Так, разговаривая, подруги дошли до переулка и здесь остановились.

– Светка, пойдем ко мне! – предложила Женя.

– Нет. Я обещала маме вернуться домой.

– Ну, зайдем, отпросишься?

– В другой раз... У меня много работы.

Как только Светлана свернула в переулок, противный колючий ветер облепил лицо холодной водяной пылью. Девушка подняла воротник пальто и быстро зашагала к дому. Она обещала сегодня не задерживаться и вернуться сразу после уроков. Правда, у нее уважительная причина, и мать никогда не упрекала ее за опоздания, но разве дело в этом? Светлана знала, что она ее ждет, беспокоится, и этого было достаточно, чтобы торопиться.

Светлана очень любила мать. Все самое дорогое, близкое, родное, все самое мудрое, светлое, радостное было связано с ней. Мать занимала так много места в сердце, мечтах и мыслях девушки, что часто Светлане казалось, что она живет только для матери. Несмотря на внешнюю скромность. Светлана была смела, решительна, самолюбива и даже несколько упряма. Единственно, чего она боялась, это огорчить мать своим опрометчивым поступком, и поэтому старалась быть всегда осмотрительной и, прежде чем что-нибудь сделать или решить, думала и мысленно советовалась с матерью.

Екатерина Андреевна была почти на голову ниже дочери. Всегда бодрая, требовательная, часто строгая и в то же время сдержанная, заботливая, она не надоедала детям расспросами, не читала им нотаций и, казалось, не вмешивалась в их жизнь, наблюдая со стороны, как они растут, развиваются, учатся.

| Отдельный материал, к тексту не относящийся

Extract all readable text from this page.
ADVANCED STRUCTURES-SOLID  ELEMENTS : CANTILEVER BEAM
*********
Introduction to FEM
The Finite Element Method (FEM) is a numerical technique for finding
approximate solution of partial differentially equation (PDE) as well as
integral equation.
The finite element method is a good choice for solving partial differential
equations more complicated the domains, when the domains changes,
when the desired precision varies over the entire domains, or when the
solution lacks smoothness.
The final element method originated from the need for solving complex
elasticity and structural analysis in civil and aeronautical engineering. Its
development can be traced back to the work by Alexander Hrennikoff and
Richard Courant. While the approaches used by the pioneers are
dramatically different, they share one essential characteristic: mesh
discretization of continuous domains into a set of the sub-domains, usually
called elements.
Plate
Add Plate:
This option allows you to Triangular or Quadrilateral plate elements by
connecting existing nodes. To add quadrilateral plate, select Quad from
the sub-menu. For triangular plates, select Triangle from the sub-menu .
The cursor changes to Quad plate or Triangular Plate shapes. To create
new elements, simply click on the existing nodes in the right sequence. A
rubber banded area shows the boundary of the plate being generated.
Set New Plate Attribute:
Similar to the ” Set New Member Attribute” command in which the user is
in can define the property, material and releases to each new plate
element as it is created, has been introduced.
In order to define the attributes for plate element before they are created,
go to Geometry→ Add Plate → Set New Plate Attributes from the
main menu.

Светлана, например, чувствовала себя совершенно свободной и Могла поступать, как хотела, но каждый свой шаг она согласовывала с желанием матери. И это была не вынужденная необходимость, а приятная потребность. Не раз и не два, когда Светлана была еще маленькой девочкой, проснувшись среди ночи, она видела мать, склонившуюся над работой или сидящую возле ее кровати. На всю жизнь запомнила она выражение влажных глаз матери. Но это была случайность... Никогда в другое время Светлана не видела слез матери. И хотя эти случайные пробуждения оставили где-то в глубине души печальный отпечаток, девушка имела неисчерпаемый запас жизнерадостности.

Все, что ни делала Светлана, даже самую черную работу, она делала с удовольствием и старалась делать как можно лучше... Вот она моет пол. Какой источник радости в такой неинтересной, трудной работе? Но она знает, что вскоре пол будет сверкать чистотой, и мать, вернувшись с работы, улыбнется и ласково похлопает ее по щеке... Вот она стирает белье. Разве не приятно будет потом матери, Пете и Игорю надеть это чистое, пахнущее свежестью белье и лечь на белые, чуть хрустящие простыни и наволочки? Конечно, приятно. Светлана по себе знает это ощущение почти незаметной радости, и для этого стоит постараться.